His stomach dropped out the moment he spotted them. His knees shook. His throat closed. Little lights burst before his eyes. He was going to pass out.

She was clutching him as though she'd die if they let go. Severus felt a piece of himself disappear as he watched Potter touch her hair, cup her face, taste her lips, drink her in, melt into an altogether different version of James Potter than anyone had ever known, a James Potter that existed only when kissing Lily Evans on a cool fall afternoon by the lake, leaves caught in their hair.

Severus crumbled under sickening fury, wishing he could shut out the screaming in his own head, telling him one moment that everything about this was wrong and that he should storm over there and rip them apart, the next moment telling him that everything about this was right.

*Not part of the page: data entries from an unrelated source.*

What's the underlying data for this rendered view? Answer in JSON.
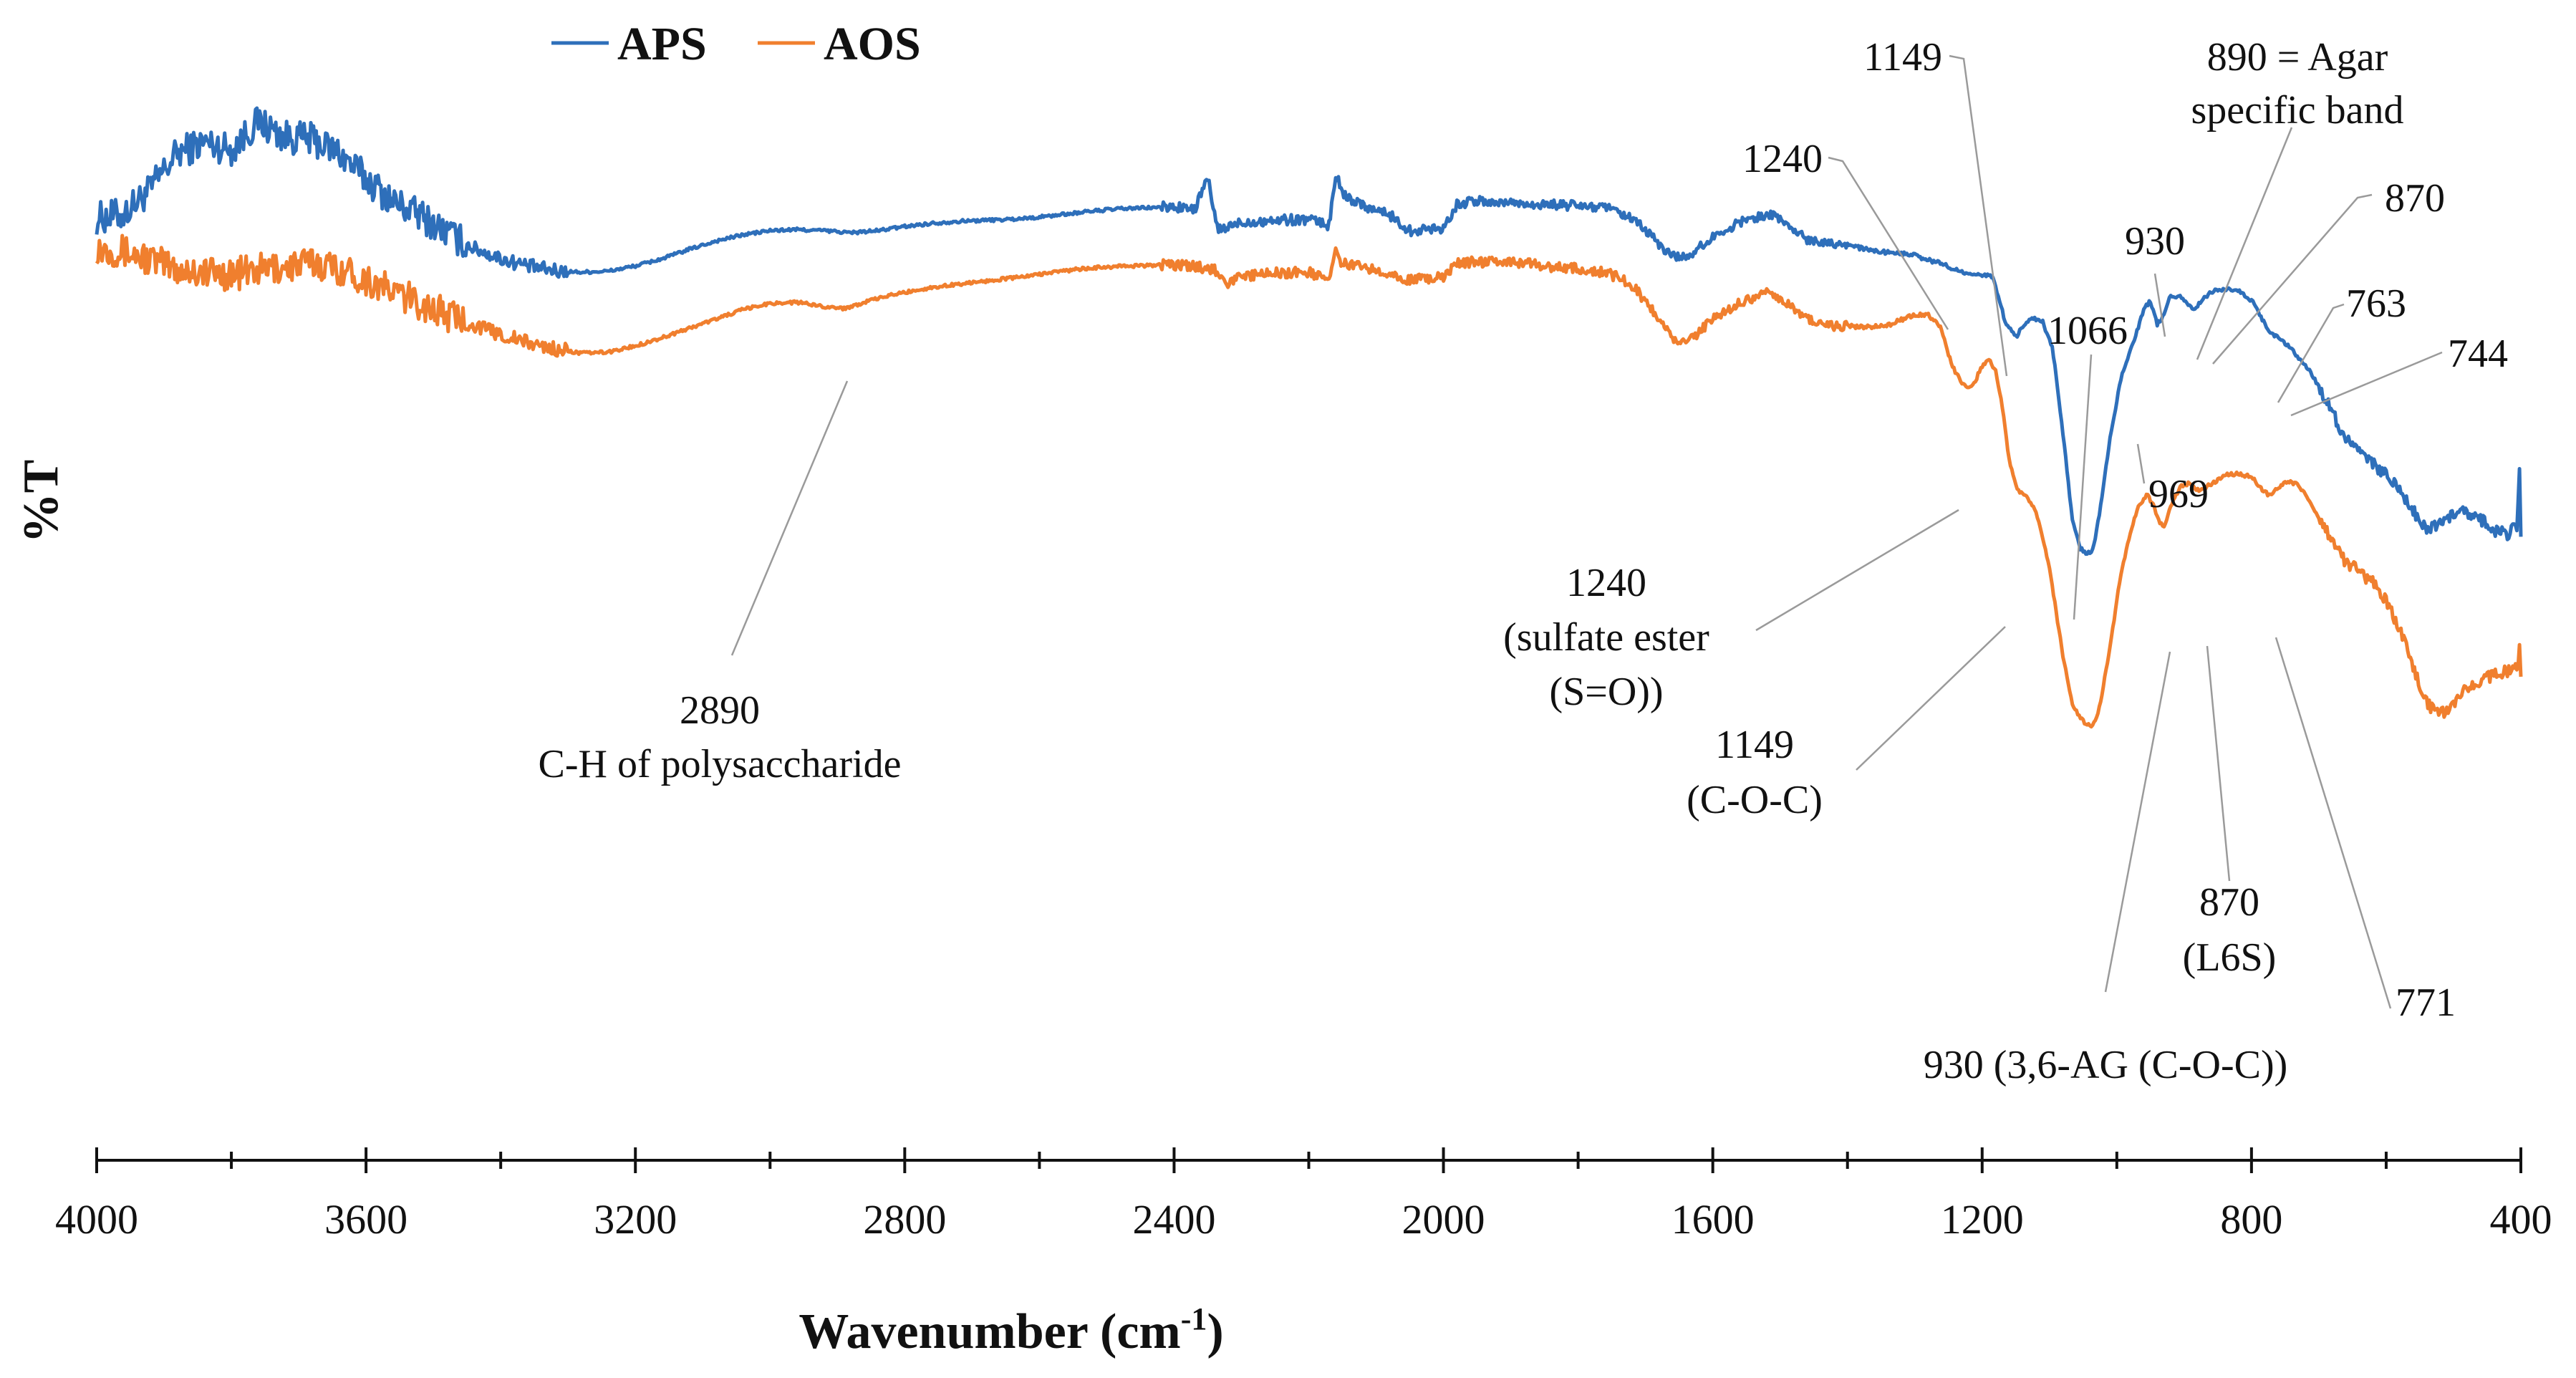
{
  "chart_data": {
    "type": "line",
    "title": "",
    "xlabel": "Wavenumber (cm",
    "xlabel_sup": "-1",
    "xlabel_suffix": ")",
    "ylabel": "%T",
    "xlim": [
      4000,
      400
    ],
    "ylim": [
      0,
      100
    ],
    "x_reversed": true,
    "grid": false,
    "legend_position": "top-left",
    "x_ticks": [
      4000,
      3600,
      3200,
      2800,
      2400,
      2000,
      1600,
      1200,
      800,
      400
    ],
    "x_tick_labels": [
      "4000",
      "3600",
      "3200",
      "2800",
      "2400",
      "2000",
      "1600",
      "1200",
      "800",
      "400"
    ],
    "series": [
      {
        "name": "APS",
        "color": "#2e6fba",
        "points": [
          [
            4000,
            85.2
          ],
          [
            3960,
            85.6
          ],
          [
            3920,
            88.0
          ],
          [
            3880,
            91.5
          ],
          [
            3840,
            92.5
          ],
          [
            3800,
            91.8
          ],
          [
            3760,
            94.5
          ],
          [
            3720,
            93.0
          ],
          [
            3680,
            92.8
          ],
          [
            3640,
            91.5
          ],
          [
            3600,
            89.0
          ],
          [
            3560,
            86.8
          ],
          [
            3520,
            85.5
          ],
          [
            3480,
            83.8
          ],
          [
            3440,
            82.3
          ],
          [
            3400,
            81.3
          ],
          [
            3360,
            80.6
          ],
          [
            3320,
            80.1
          ],
          [
            3280,
            80.0
          ],
          [
            3240,
            80.1
          ],
          [
            3200,
            80.6
          ],
          [
            3160,
            81.3
          ],
          [
            3120,
            82.2
          ],
          [
            3080,
            83.0
          ],
          [
            3040,
            83.6
          ],
          [
            3000,
            84.0
          ],
          [
            2960,
            84.1
          ],
          [
            2920,
            84.0
          ],
          [
            2880,
            83.8
          ],
          [
            2840,
            84.0
          ],
          [
            2800,
            84.4
          ],
          [
            2760,
            84.7
          ],
          [
            2720,
            84.9
          ],
          [
            2680,
            85.0
          ],
          [
            2640,
            85.1
          ],
          [
            2600,
            85.3
          ],
          [
            2560,
            85.6
          ],
          [
            2520,
            85.9
          ],
          [
            2480,
            86.1
          ],
          [
            2440,
            86.2
          ],
          [
            2400,
            86.3
          ],
          [
            2370,
            86.0
          ],
          [
            2350,
            89.0
          ],
          [
            2335,
            84.0
          ],
          [
            2300,
            84.8
          ],
          [
            2250,
            85.0
          ],
          [
            2200,
            85.1
          ],
          [
            2170,
            84.5
          ],
          [
            2160,
            89.5
          ],
          [
            2150,
            87.5
          ],
          [
            2120,
            86.5
          ],
          [
            2080,
            85.5
          ],
          [
            2050,
            84.0
          ],
          [
            2000,
            84.3
          ],
          [
            1980,
            86.5
          ],
          [
            1960,
            86.8
          ],
          [
            1900,
            86.7
          ],
          [
            1850,
            86.5
          ],
          [
            1800,
            86.4
          ],
          [
            1760,
            86.2
          ],
          [
            1730,
            85.4
          ],
          [
            1710,
            84.6
          ],
          [
            1690,
            83.4
          ],
          [
            1670,
            82.0
          ],
          [
            1650,
            81.4
          ],
          [
            1630,
            81.8
          ],
          [
            1600,
            83.4
          ],
          [
            1560,
            84.8
          ],
          [
            1520,
            85.6
          ],
          [
            1500,
            85.2
          ],
          [
            1480,
            84.0
          ],
          [
            1460,
            83.2
          ],
          [
            1440,
            83.0
          ],
          [
            1420,
            82.8
          ],
          [
            1400,
            82.7
          ],
          [
            1380,
            82.3
          ],
          [
            1360,
            82.0
          ],
          [
            1340,
            81.9
          ],
          [
            1320,
            81.8
          ],
          [
            1300,
            81.6
          ],
          [
            1280,
            81.2
          ],
          [
            1260,
            80.8
          ],
          [
            1240,
            80.3
          ],
          [
            1220,
            79.7
          ],
          [
            1200,
            79.7
          ],
          [
            1185,
            79.6
          ],
          [
            1175,
            77.5
          ],
          [
            1165,
            75.0
          ],
          [
            1149,
            73.8
          ],
          [
            1140,
            74.8
          ],
          [
            1125,
            75.6
          ],
          [
            1110,
            75.2
          ],
          [
            1095,
            72.5
          ],
          [
            1080,
            64.5
          ],
          [
            1066,
            56.0
          ],
          [
            1055,
            53.5
          ],
          [
            1045,
            52.8
          ],
          [
            1035,
            53.3
          ],
          [
            1025,
            57.0
          ],
          [
            1010,
            64.0
          ],
          [
            995,
            69.5
          ],
          [
            980,
            72.5
          ],
          [
            969,
            74.5
          ],
          [
            960,
            76.5
          ],
          [
            950,
            77.2
          ],
          [
            940,
            75.0
          ],
          [
            930,
            75.8
          ],
          [
            920,
            77.8
          ],
          [
            905,
            77.6
          ],
          [
            895,
            76.8
          ],
          [
            885,
            76.4
          ],
          [
            870,
            77.6
          ],
          [
            855,
            78.2
          ],
          [
            840,
            78.4
          ],
          [
            820,
            78.3
          ],
          [
            800,
            77.3
          ],
          [
            785,
            75.6
          ],
          [
            770,
            74.0
          ],
          [
            763,
            73.8
          ],
          [
            752,
            73.2
          ],
          [
            744,
            72.8
          ],
          [
            730,
            71.8
          ],
          [
            715,
            70.6
          ],
          [
            700,
            69.0
          ],
          [
            680,
            66.5
          ],
          [
            660,
            64.0
          ],
          [
            640,
            62.5
          ],
          [
            620,
            61.5
          ],
          [
            600,
            60.5
          ],
          [
            580,
            59.0
          ],
          [
            560,
            57.0
          ],
          [
            540,
            55.4
          ],
          [
            520,
            55.8
          ],
          [
            500,
            56.6
          ],
          [
            480,
            56.9
          ],
          [
            460,
            56.2
          ],
          [
            440,
            55.2
          ],
          [
            420,
            54.8
          ],
          [
            405,
            55.6
          ],
          [
            402,
            61.5
          ],
          [
            400,
            54.0
          ]
        ]
      },
      {
        "name": "AOS",
        "color": "#f07f2e",
        "points": [
          [
            4000,
            82.4
          ],
          [
            3960,
            82.0
          ],
          [
            3920,
            81.2
          ],
          [
            3880,
            80.3
          ],
          [
            3840,
            80.0
          ],
          [
            3800,
            79.8
          ],
          [
            3760,
            80.2
          ],
          [
            3720,
            80.5
          ],
          [
            3680,
            80.9
          ],
          [
            3640,
            80.4
          ],
          [
            3600,
            79.3
          ],
          [
            3560,
            78.1
          ],
          [
            3520,
            77.0
          ],
          [
            3480,
            75.9
          ],
          [
            3440,
            74.9
          ],
          [
            3400,
            74.0
          ],
          [
            3360,
            73.2
          ],
          [
            3320,
            72.6
          ],
          [
            3280,
            72.2
          ],
          [
            3240,
            72.3
          ],
          [
            3200,
            72.9
          ],
          [
            3160,
            73.7
          ],
          [
            3120,
            74.6
          ],
          [
            3080,
            75.5
          ],
          [
            3040,
            76.4
          ],
          [
            3000,
            77.0
          ],
          [
            2960,
            77.1
          ],
          [
            2920,
            76.7
          ],
          [
            2890,
            76.5
          ],
          [
            2860,
            77.1
          ],
          [
            2820,
            77.8
          ],
          [
            2780,
            78.3
          ],
          [
            2740,
            78.7
          ],
          [
            2700,
            79.0
          ],
          [
            2660,
            79.3
          ],
          [
            2620,
            79.6
          ],
          [
            2580,
            80.0
          ],
          [
            2540,
            80.3
          ],
          [
            2500,
            80.5
          ],
          [
            2460,
            80.6
          ],
          [
            2420,
            80.7
          ],
          [
            2380,
            80.6
          ],
          [
            2340,
            80.3
          ],
          [
            2320,
            79.0
          ],
          [
            2300,
            79.6
          ],
          [
            2250,
            79.9
          ],
          [
            2200,
            80.0
          ],
          [
            2170,
            79.3
          ],
          [
            2160,
            82.0
          ],
          [
            2150,
            80.8
          ],
          [
            2120,
            80.5
          ],
          [
            2080,
            80.0
          ],
          [
            2050,
            79.2
          ],
          [
            2000,
            79.6
          ],
          [
            1980,
            80.8
          ],
          [
            1960,
            81.0
          ],
          [
            1900,
            81.0
          ],
          [
            1850,
            80.6
          ],
          [
            1800,
            80.3
          ],
          [
            1760,
            80.0
          ],
          [
            1730,
            79.2
          ],
          [
            1710,
            78.0
          ],
          [
            1690,
            76.4
          ],
          [
            1670,
            74.5
          ],
          [
            1650,
            73.1
          ],
          [
            1630,
            73.6
          ],
          [
            1600,
            75.5
          ],
          [
            1560,
            77.1
          ],
          [
            1520,
            78.0
          ],
          [
            1500,
            77.5
          ],
          [
            1480,
            76.4
          ],
          [
            1460,
            75.5
          ],
          [
            1440,
            75.0
          ],
          [
            1420,
            74.8
          ],
          [
            1400,
            74.8
          ],
          [
            1380,
            74.7
          ],
          [
            1360,
            74.8
          ],
          [
            1340,
            74.9
          ],
          [
            1320,
            75.4
          ],
          [
            1300,
            75.9
          ],
          [
            1280,
            75.9
          ],
          [
            1260,
            74.5
          ],
          [
            1250,
            72.0
          ],
          [
            1240,
            70.3
          ],
          [
            1230,
            69.4
          ],
          [
            1220,
            68.9
          ],
          [
            1210,
            69.6
          ],
          [
            1200,
            71.0
          ],
          [
            1190,
            71.6
          ],
          [
            1180,
            70.5
          ],
          [
            1170,
            67.0
          ],
          [
            1160,
            62.0
          ],
          [
            1149,
            59.2
          ],
          [
            1135,
            58.4
          ],
          [
            1120,
            57.0
          ],
          [
            1100,
            51.5
          ],
          [
            1080,
            43.0
          ],
          [
            1066,
            38.5
          ],
          [
            1055,
            37.1
          ],
          [
            1045,
            36.4
          ],
          [
            1035,
            36.4
          ],
          [
            1025,
            38.2
          ],
          [
            1010,
            44.0
          ],
          [
            995,
            50.5
          ],
          [
            980,
            55.0
          ],
          [
            969,
            57.3
          ],
          [
            955,
            58.6
          ],
          [
            945,
            57.4
          ],
          [
            935,
            55.8
          ],
          [
            930,
            55.5
          ],
          [
            920,
            57.5
          ],
          [
            905,
            59.4
          ],
          [
            890,
            59.7
          ],
          [
            880,
            59.0
          ],
          [
            870,
            59.2
          ],
          [
            855,
            59.8
          ],
          [
            840,
            60.5
          ],
          [
            820,
            60.6
          ],
          [
            800,
            60.3
          ],
          [
            785,
            59.1
          ],
          [
            771,
            58.4
          ],
          [
            760,
            59.3
          ],
          [
            745,
            59.9
          ],
          [
            730,
            59.5
          ],
          [
            715,
            58.0
          ],
          [
            700,
            56.4
          ],
          [
            680,
            54.0
          ],
          [
            660,
            52.0
          ],
          [
            640,
            51.2
          ],
          [
            620,
            50.1
          ],
          [
            600,
            48.3
          ],
          [
            580,
            45.8
          ],
          [
            560,
            42.0
          ],
          [
            540,
            38.5
          ],
          [
            520,
            37.4
          ],
          [
            500,
            38.4
          ],
          [
            480,
            39.9
          ],
          [
            460,
            40.6
          ],
          [
            440,
            41.2
          ],
          [
            420,
            41.6
          ],
          [
            405,
            41.8
          ],
          [
            402,
            44.4
          ],
          [
            400,
            40.6
          ]
        ]
      }
    ],
    "annotations": [
      {
        "lines": [
          "2890",
          "C-H of polysaccharide"
        ]
      },
      {
        "lines": [
          "1240",
          "(sulfate ester",
          "(S=O))"
        ]
      },
      {
        "lines": [
          "1149",
          "(C-O-C)"
        ]
      },
      {
        "lines": [
          "930 (3,6-AG (C-O-C))"
        ]
      },
      {
        "lines": [
          "870",
          "(L6S)"
        ]
      },
      {
        "lines": [
          "771"
        ]
      },
      {
        "lines": [
          "1240"
        ]
      },
      {
        "lines": [
          "1149"
        ]
      },
      {
        "lines": [
          "890 = Agar",
          "specific band"
        ]
      },
      {
        "lines": [
          "870"
        ]
      },
      {
        "lines": [
          "930"
        ]
      },
      {
        "lines": [
          "1066"
        ]
      },
      {
        "lines": [
          "763"
        ]
      },
      {
        "lines": [
          "744"
        ]
      },
      {
        "lines": [
          "969"
        ]
      }
    ]
  }
}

Because now he understood that this was a kiss. And what they had done in the fourth year was not a kiss, but an experiment conducted by Lily Evans in her pubescent curiosity, the results of which had no bearing whatsoever on their relationship. There would be no other experiments.

And he could not rush over and pry them apart. He would regain his balance, hold onto this oak tree until he steadied himself, and walk back to the castle. Lily wanted to kiss Potter. The truth was in every move she made, every touch, even in the arch of her eyebrows. And what Lily wanted, Severus must accept. Because she was everything to him.